Le nombre de cyberattaques augmente inexorablement, à raison de 3% d’un mois sur l’autre, selon l’équipe de recherche en cyber-menaces de CheckPoint. En juillet 2026, le nombre de cyberattaques à l’échelle mondiale aurait atteint 2.336 par semaine par organisation, soit une hausse de 16% en un an. En cause :  l’IA, l’automatisation et la recrudescence des rançongiciels.

Les deux secteurs les plus ciblés, d’après l’étude, sont l’éducation et le secteur public. Ils disposent de moins de moyens de lutte et de prévention que d’autres secteurs. Suivent les télécoms, les entreprises oeuvrant dans le domaines des énergies et l’hôtellerie-restauration.

L’Amérique latine est la région du monde la plus visée par les cyberattaques. L’Asie-Pacifique se trouve en seconde position, puis l’Afrique. L’Europe n’est pas en reste car les cyberattaques y sont en hausse de 18% sur un an, selon Checkpoint.

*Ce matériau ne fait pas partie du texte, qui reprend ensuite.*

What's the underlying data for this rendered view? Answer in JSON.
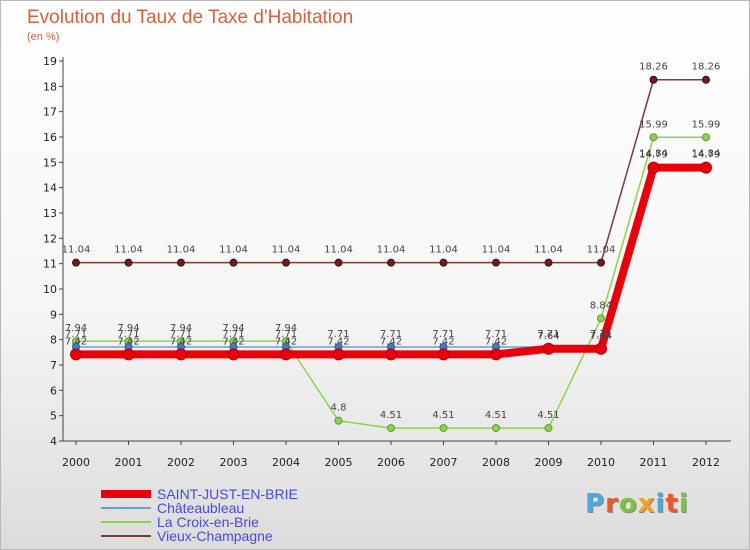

« L’exposition des données liée à l’IA générative est devenue un risque quotidien pour les entreprises », déclare la société étasunienne spécialisée en sécurité informatique, en commentaire de son étude. En juillet 2026, une requête d’IA sur 36 présentait un risque élevé de fuite de données sensibles au sein des entreprises. 88% des entreprises du panel utilisant régulièrement l’IA générative ont été confrontées à des requêtes à haut risque, et 22% des requêtes contenaient des informations potentiellement sensibles. Les données personnelles constituaient la catégorie de données sensibles la plus fréquemment exposée (70%), suivies des données financières ainsi que des données relatives au réseau et à l’infrastructure IT.

Le nombre de victimes de rançongiciel a explosé en juillet 2026 par rapport à juillet 2025 ; il a bondi de 87%. L’Europe est la région du monde la plus touchée par les rançongiciels après l’Amérique du Nord. Les services aux entreprises sont le secteur le ciblé ; il représente 32,5% des victimes signalées. Suivent l’industrie manufacturière (14%) et le secteur des biens à la consommation (13%). D’après Checkpoint, The Gentlemen et Qilin ont été les deux groupes de ransomware les plus actifs dans le monde en juillet 2026, chacun étant responsable de 14% des cyberattaques par rançongiciel. DeadLock s’est classé en troisième position sur ce podium de malware (10% des attaques).

Enfin, à l’occasion de cette étude, Checkpoint rappelle que la messagerie électronique est le point d’entrée le plus fréquent des cyberattaques : vols d’identifiants, diffusion de logiciels malveillants, hameçonnage.